Depuis le confinement, Grenoble Alpes Métropole met en avant sur son site Internet plusieurs articles pratiques “pour manger local” : listes des marchés, des producteurs locaux et même une carte interactive des commerces ouverts post-confinement. L’intention de favoriser l’achat local y est, sans l’ombre d’un doute. Mais dans l’état actuel, il n’y a pas assez de producteurs locaux et l’organisation est à revoir pour rendre locavores tous les métropolitain·e·s. Pour preuve cet extrait du document “stratégie et plan d’actions” de la Métro concernant les actions à mener pour l’environnement sur la période 2020–2030 :
« Certes, il n’est pas envisageable d’imaginer une autonomie alimentaire complète du territoire, même en mobilisant les productions des territoires voisins. Cependant, il est important que les denrées produites sur le territoire y soient consommées et que les capacités de production agricole soient réorientées vers l’approvisionnement du marché local dans le respect d’un principe d’équité producteur / consommateur. » — extrait du Plan Climat Air Énergie Métropolitain (PCAEM).
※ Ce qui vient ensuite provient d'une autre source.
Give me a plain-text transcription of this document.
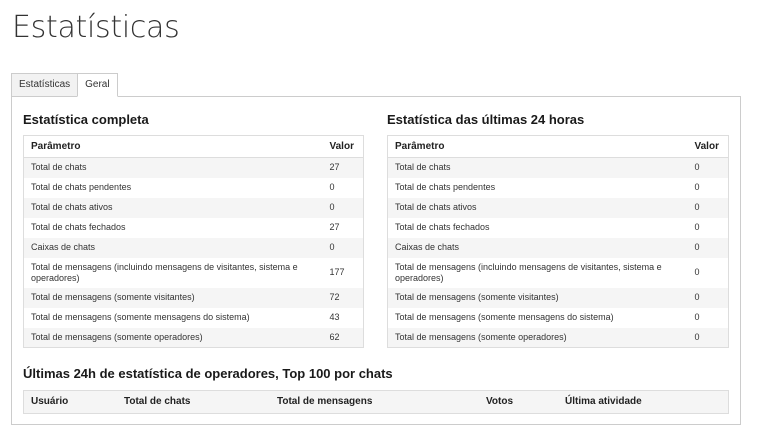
Estatísticas
Estatísticas	Geral
Estatística completa
Parâmetro	Valor
Total de chats	27
Total de chats pendentes	0
Total de chats ativos	0
Total de chats fechados	27
Caixas de chats	0
Total de mensagens (incluindo mensagens de visitantes, sistema e operadores)	177
Total de mensagens (somente visitantes)	72
Total de mensagens (somente mensagens do sistema)	43
Total de mensagens (somente operadores)	62
Estatística das últimas 24 horas
Parâmetro	Valor
Total de chats	0
Total de chats pendentes	0
Total de chats ativos	0
Total de chats fechados	0
Caixas de chats	0
Total de mensagens (incluindo mensagens de visitantes, sistema e operadores)	0
Total de mensagens (somente visitantes)	0
Total de mensagens (somente mensagens do sistema)	0
Total de mensagens (somente operadores)	0
Últimas 24h de estatística de operadores, Top 100 por chats
Usuário	Total de chats	Total de mensagens	Votos	Última atividade
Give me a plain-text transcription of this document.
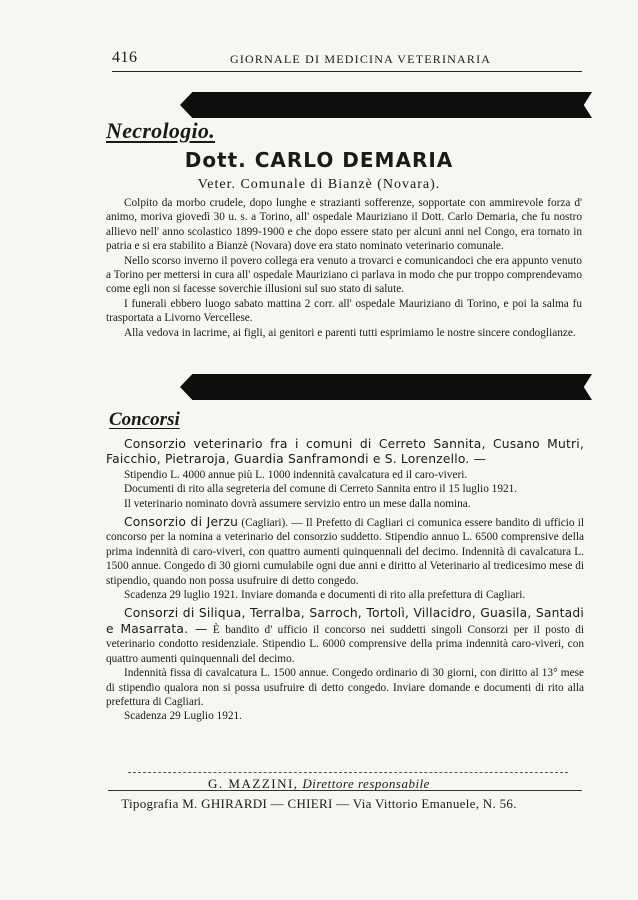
416	GIORNALE DI MEDICINA VETERINARIA
Necrologio.
Dott. CARLO DEMARIA
Veter. Comunale di Bianzè (Novara).

Colpito da morbo crudele, dopo lunghe e strazianti sofferenze, sopportate con ammirevole forza d' animo, moriva giovedì 30 u. s. a Torino, all' ospedale Mauriziano il Dott. Carlo Demaria, che fu nostro allievo nell' anno scolastico 1899-1900 e che dopo essere stato per alcuni anni nel Congo, era tornato in patria e si era stabilito a Bianzè (Novara) dove era stato nominato veterinario comunale.

Nello scorso inverno il povero collega era venuto a trovarci e comunicandoci che era appunto venuto a Torino per mettersi in cura all' ospedale Mauriziano ci parlava in modo che pur troppo comprendevamo come egli non si facesse soverchie illusioni sul suo stato di salute.

I funerali ebbero luogo sabato mattina 2 corr. all' ospedale Mauriziano di Torino, e poi la salma fu trasportata a Livorno Vercellese.

Alla vedova in lacrime, ai figli, ai genitori e parenti tutti esprimiamo le nostre sincere condoglianze.

Concorsi

Consorzio veterinario fra i comuni di Cerreto Sannita, Cusano Mutri, Faicchio, Pietraroja, Guardia Sanframondi e S. Lorenzello. —

Stipendio L. 4000 annue più L. 1000 indennità cavalcatura ed il caro-viveri.

Documenti di rito alla segreteria del comune di Cerreto Sannita entro il 15 luglio 1921.

Il veterinario nominato dovrà assumere servizio entro un mese dalla nomina.

Consorzio di Jerzu (Cagliari). — Il Prefetto di Cagliari ci comunica essere bandito di ufficio il concorso per la nomina a veterinario del consorzio suddetto. Stipendio annuo L. 6500 comprensive della prima indennità di caro-viveri, con quattro aumenti quinquennali del decimo. Indennità di cavalcatura L. 1500 annue. Congedo di 30 giorni cumulabile ogni due anni e diritto al Veterinario al tredicesimo mese di stipendio, quando non possa usufruire di detto congedo.

Scadenza 29 luglio 1921. Inviare domanda e documenti di rito alla prefettura di Cagliari.

Consorzi di Siliqua, Terralba, Sarroch, Tortolì, Villacidro, Guasila, Santadi e Masarrata. — È bandito d' ufficio il concorso nei suddetti singoli Consorzi per il posto di veterinario condotto residenziale. Stipendio L. 6000 comprensive della prima indennità caro-viveri, con quattro aumenti quinquennali del decimo.

Indennità fissa di cavalcatura L. 1500 annue. Congedo ordinario di 30 giorni, con diritto al 13° mese di stipendio qualora non si possa usufruire di detto congedo. Inviare domande e documenti di rito alla prefettura di Cagliari.

Scadenza 29 Luglio 1921.

G. MAZZINI, Direttore responsabile
Tipografia M. GHIRARDI — CHIERI — Via Vittorio Emanuele, N. 56.
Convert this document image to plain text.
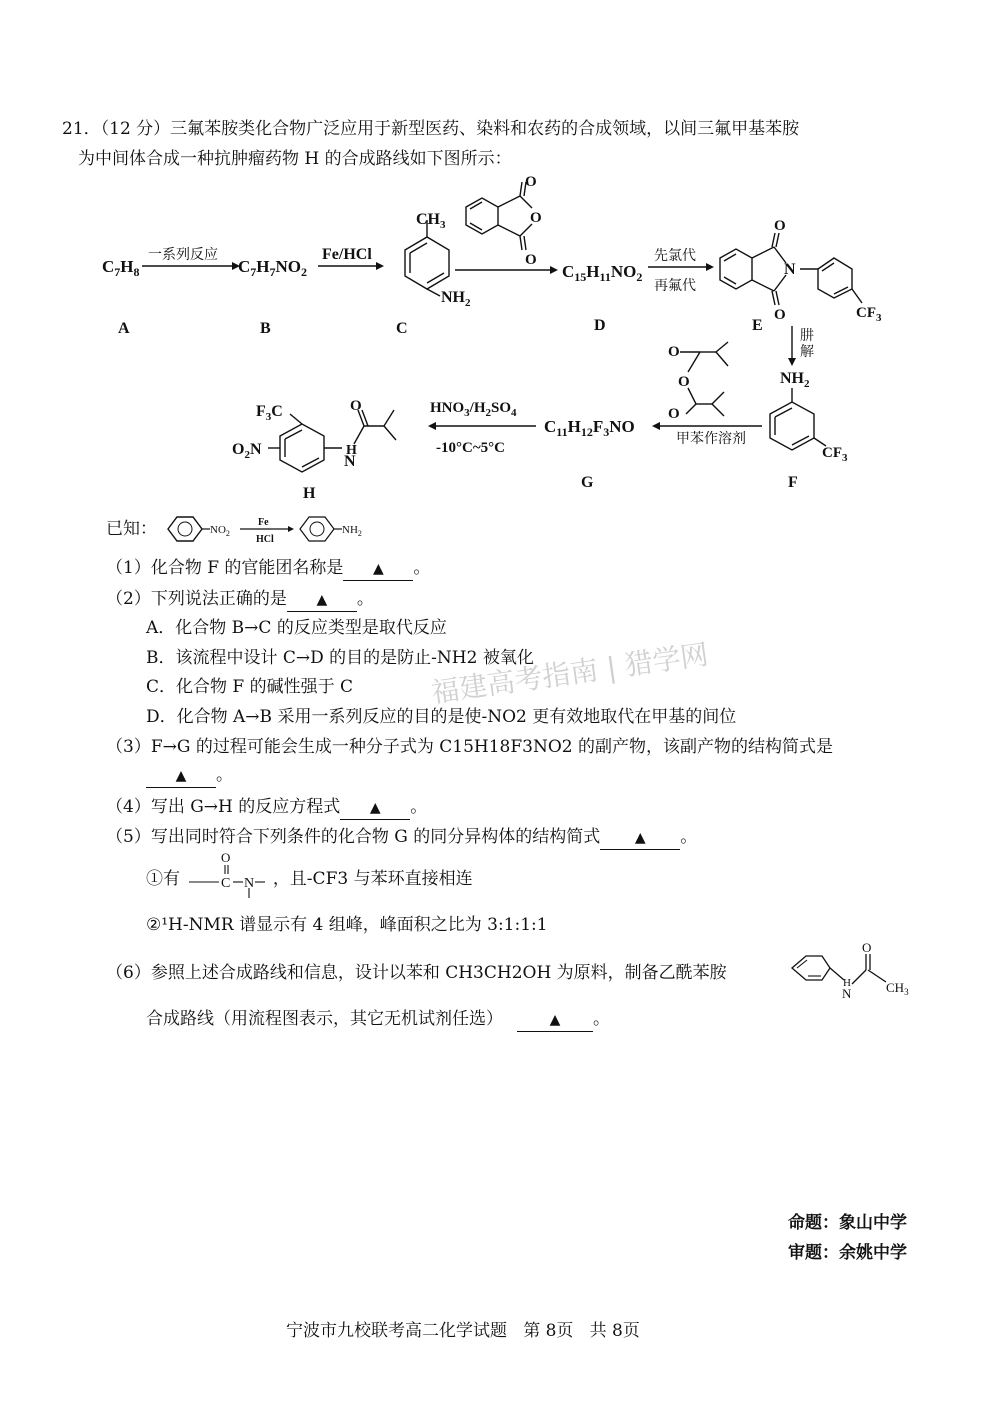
21．（12 分）三氟苯胺类化合物广泛应用于新型医药、染料和农药的合成领域，以间三氟甲基苯胺
为中间体合成一种抗肿瘤药物 H 的合成路线如下图所示：
$C_7H_8$
一系列反应
$C_7H_7NO_2$
Fe/HCl
$CH_3$
$NH_2$
O
O
O
$C_{15}H_{11}NO_2$
先氯代
再氟代
O
O
N
$CF_3$
肼
解
$NH_2$
$CF_3$
O
O
O
甲苯作溶剂
$C_{11}H_{12}F_3NO$
$HNO_3/H_2SO_4$
-10°C~5°C
$F_3C$
$O_2N$
N
H
O
A	B	C	D	E
F
G
H
已知：	$NO_2$
Fe
HCl
$NH_2$
福建高考指南 | 猎学网
（1）化合物 F 的官能团名称是 ▲ 。
（2）下列说法正确的是 ▲ 。
A．化合物 B→C 的反应类型是取代反应
B．该流程中设计 C→D 的目的是防止-NH2 被氧化
C．化合物 F 的碱性强于 C
D．化合物 A→B 采用一系列反应的目的是使-NO2 更有效地取代在甲基的间位
（3）F→G 的过程可能会生成一种分子式为 C15H18F3NO2 的副产物，该副产物的结构简式是
▲ 。
（4）写出 G→H 的反应方程式 ▲ 。
（5）写出同时符合下列条件的化合物 G 的同分异构体的结构简式 ▲ 。
①有
O
C N ，且-CF3 与苯环直接相连
②¹H-NMR 谱显示有 4 组峰，峰面积之比为 3:1:1:1
（6）参照上述合成路线和信息，设计以苯和 CH3CH2OH 为原料，制备乙酰苯胺
N
H
O
$CH_3$
合成路线（用流程图表示，其它无机试剂任选）	▲ 。
命题：象山中学
审题：余姚中学
宁波市九校联考高二化学试题   第 8页   共 8页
Ce document, disponible pour tous sur le site de la Métro, propose trois orientations pour progresser sur le sujet : “relocalisons notre alimentation” (page 176), “incitons les acteurs économiques au changement” (page 253) et “rendons les habitants acteurs” (page 227). Une clé du problème concerne la coopération avec les territoires voisins. Déjà depuis 2015 la métropole était en partenariat avec le Grésivaudan, le pays Voironnais, les Parcs naturels régionaux de Chartreuse et du Vercors. En 2019, se sont ajoutés le Trièves et la Ville de Grenoble.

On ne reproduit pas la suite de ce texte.